Josh Freeman’s fascinating new HEPI Policy Note produced in association with Kortext found that more than half of students have used generative AI for assessments. The note, packed full of information about the amazing opportunity afforded by AI, suggested that despite the headline, fewer than 5% of students ‘are likely to’ have used AI to cheat – basing this on students’ own reporting.
The wide and generally balanced media commentary focused on this ‘more than half’ statistic, but primarily in a tone of academic curiosity more than indignation – doubtless reassured by the assertion ‘fewer than 5%’ are likely to have used it to cheat.
Of course, there is no reliable way to know whether AI has been used to cheat, because systems cannot detect it reliably, and cheating is a major problem even when the numbers are small. You only need to see media coverage if an A level paper is leaked to understand how public confidence is affected by cheating and to look at social media to see the fury among students. Because of the way that grades are maintained (to avoid grade inflation), if some people achieve better grades than they earned, others will probably achieve worse grades than they earned.

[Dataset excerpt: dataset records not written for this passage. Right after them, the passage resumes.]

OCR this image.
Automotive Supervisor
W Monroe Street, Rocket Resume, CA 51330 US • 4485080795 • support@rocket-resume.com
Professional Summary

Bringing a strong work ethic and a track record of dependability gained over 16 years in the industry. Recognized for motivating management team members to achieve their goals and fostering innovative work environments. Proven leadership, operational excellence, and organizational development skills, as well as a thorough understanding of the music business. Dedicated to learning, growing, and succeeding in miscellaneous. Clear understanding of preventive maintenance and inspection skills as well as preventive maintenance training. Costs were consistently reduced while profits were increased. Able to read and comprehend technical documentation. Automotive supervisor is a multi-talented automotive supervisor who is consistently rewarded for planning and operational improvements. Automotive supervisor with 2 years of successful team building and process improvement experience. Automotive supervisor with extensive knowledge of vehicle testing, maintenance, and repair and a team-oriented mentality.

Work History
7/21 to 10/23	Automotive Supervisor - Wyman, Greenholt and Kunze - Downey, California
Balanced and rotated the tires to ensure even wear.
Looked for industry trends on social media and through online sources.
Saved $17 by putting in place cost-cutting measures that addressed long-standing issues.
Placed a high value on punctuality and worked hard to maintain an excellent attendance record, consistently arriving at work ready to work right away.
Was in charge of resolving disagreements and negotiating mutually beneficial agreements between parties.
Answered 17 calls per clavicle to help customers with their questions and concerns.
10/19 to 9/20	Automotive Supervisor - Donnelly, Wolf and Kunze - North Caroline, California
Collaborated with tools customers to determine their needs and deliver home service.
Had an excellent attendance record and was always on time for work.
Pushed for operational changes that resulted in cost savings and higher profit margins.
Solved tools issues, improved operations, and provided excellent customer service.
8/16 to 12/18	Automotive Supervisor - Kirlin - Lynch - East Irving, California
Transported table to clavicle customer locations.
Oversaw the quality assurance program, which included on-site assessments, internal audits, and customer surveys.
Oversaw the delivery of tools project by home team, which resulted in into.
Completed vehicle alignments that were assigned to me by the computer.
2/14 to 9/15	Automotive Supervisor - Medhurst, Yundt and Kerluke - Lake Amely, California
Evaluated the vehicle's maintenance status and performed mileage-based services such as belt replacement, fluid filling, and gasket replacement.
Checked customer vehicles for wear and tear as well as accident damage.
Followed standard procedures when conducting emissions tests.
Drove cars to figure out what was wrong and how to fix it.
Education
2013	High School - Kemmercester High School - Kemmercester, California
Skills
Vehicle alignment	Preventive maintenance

And if some people believe that cheating works, others will follow – they will feel compelled to.
Some say this doesn’t matter because too much is made of assessments, and employers don’t value the things assessments measure. They have a case (there’s a much bigger debate to be had about what can be reliably measured by assessments) but are missing the point. Assessments are used to grade and award the degrees which are a proxy for what has been learned. Degrees help people get good jobs. If it is no longer necessary to acquire know-how about a subject (other than how to prompt a machine to answer questions), why bother learning and what is the degree worth? These are obviously questions of existential importance to universities.